Hacker News new | ask | show | jobs
by XlA5vEKsMISoIln 639 days ago
Excel chews up CSVs that it opens. I know this because an accountant checked each file our code produced using Excel before trying to import it into another program. We proofread our code before we realizing the problem was somewhere else. Shoulder-surfed the process, found the giant bug with a green X on it.
2 comments

It's no better at exporting to CSV. I wrote a CSV parser a few years ago that had one set of logic for Excel CSVs and a completely different set for everything else.
Excel doesn't change CSV files when it imports them. If the imported file was being changed then the user was saving back to the same file they imported from.
This information doesn't help anyone.

The fact is the person was double-clicking a file in a list to view its contents and Excel was trampling it. Nobody in their right mind will waste time to open Excel first, use import feature, re-navigate to the file they were already looking at, and go through the import dialog just to see what's inside.

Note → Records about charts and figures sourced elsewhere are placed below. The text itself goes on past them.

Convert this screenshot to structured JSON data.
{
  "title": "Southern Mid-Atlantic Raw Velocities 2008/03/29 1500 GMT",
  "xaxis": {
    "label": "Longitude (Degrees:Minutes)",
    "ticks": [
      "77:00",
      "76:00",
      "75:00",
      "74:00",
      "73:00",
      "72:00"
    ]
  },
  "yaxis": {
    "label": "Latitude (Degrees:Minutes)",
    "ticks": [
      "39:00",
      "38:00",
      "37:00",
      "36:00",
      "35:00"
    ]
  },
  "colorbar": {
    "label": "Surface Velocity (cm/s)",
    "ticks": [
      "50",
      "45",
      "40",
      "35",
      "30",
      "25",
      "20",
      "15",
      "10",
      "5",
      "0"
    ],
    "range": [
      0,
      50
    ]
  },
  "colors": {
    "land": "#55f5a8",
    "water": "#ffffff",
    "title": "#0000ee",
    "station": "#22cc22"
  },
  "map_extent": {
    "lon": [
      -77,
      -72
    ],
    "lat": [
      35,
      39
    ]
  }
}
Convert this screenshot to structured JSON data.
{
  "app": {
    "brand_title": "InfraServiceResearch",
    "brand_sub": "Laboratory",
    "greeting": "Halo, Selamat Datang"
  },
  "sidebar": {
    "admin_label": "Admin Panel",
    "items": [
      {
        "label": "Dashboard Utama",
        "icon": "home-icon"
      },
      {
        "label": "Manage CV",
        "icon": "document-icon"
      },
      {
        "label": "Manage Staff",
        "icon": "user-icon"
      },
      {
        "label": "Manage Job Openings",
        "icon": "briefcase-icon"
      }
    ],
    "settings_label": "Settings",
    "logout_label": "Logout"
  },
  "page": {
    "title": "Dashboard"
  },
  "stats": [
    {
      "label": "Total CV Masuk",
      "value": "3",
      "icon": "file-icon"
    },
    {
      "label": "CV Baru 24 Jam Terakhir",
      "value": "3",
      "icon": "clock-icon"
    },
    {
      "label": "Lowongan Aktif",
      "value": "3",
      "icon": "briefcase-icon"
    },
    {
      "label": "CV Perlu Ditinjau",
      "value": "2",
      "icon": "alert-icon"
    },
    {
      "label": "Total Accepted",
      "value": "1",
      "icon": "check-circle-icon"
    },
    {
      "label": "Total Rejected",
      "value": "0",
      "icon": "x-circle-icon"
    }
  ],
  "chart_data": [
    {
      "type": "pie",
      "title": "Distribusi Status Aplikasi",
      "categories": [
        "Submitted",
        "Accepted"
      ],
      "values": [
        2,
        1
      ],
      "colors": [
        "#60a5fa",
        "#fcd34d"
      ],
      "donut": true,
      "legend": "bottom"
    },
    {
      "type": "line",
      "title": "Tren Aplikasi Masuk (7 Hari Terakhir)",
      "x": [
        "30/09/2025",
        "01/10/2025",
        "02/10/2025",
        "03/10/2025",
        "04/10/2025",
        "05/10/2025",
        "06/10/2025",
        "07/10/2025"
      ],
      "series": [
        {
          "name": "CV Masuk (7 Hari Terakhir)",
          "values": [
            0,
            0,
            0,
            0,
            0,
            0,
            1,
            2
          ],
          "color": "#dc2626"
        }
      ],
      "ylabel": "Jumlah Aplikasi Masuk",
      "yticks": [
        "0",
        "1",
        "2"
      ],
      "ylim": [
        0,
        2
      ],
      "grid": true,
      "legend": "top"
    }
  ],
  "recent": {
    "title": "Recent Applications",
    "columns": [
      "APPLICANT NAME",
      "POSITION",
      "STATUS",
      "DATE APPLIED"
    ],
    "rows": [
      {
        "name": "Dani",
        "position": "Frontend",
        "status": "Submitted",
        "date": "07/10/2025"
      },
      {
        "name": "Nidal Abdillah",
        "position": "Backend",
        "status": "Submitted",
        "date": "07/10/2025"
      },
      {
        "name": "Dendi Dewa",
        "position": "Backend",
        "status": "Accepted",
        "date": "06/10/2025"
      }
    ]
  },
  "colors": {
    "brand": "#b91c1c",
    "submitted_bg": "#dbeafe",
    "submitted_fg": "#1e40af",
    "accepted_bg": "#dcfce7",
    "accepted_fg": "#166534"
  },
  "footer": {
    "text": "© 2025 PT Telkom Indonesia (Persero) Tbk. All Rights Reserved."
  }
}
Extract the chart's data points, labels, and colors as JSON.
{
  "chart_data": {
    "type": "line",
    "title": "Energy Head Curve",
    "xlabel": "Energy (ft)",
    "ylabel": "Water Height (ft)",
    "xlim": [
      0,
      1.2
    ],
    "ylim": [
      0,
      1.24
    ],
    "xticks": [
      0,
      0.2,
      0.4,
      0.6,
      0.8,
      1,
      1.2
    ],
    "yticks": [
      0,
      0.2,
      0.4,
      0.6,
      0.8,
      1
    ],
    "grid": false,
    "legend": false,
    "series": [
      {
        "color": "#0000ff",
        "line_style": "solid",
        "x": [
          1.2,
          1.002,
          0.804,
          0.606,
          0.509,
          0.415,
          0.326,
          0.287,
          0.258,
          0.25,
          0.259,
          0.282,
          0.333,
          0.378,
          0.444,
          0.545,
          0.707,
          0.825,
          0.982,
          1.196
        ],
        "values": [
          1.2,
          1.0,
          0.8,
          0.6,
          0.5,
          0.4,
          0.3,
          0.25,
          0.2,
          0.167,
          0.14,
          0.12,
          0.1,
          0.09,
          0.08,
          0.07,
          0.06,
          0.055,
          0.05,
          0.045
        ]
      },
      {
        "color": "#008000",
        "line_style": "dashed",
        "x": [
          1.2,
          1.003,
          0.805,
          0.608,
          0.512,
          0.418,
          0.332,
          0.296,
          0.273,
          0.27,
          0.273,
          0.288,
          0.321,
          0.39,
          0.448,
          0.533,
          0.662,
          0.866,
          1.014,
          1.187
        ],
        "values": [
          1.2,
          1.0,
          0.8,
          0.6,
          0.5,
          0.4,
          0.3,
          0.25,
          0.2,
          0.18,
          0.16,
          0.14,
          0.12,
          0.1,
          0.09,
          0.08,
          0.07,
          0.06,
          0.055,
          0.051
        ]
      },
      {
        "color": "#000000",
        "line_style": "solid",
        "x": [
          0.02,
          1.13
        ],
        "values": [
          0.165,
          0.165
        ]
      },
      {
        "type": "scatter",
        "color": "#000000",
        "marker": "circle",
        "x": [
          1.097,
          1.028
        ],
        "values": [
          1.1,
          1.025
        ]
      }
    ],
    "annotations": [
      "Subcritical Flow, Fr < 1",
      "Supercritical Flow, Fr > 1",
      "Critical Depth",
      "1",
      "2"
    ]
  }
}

Trampling it to me implies that Excel was somehow modifying the contents of the file. Which it doesn't do by double clicking on the file and just viewing it. Do you mean that the data shown in Excel wasn't what was expected because of the auto data conversion?
Believe me, I was blown away just the same. And it's not like the accountant clicked a save button of a on-close dialog, no. Opening a CSV file was enough.
I first used Excel on Windows 3.1 and over the decades since have opened countless CSV files with it. I have never observed this behavior.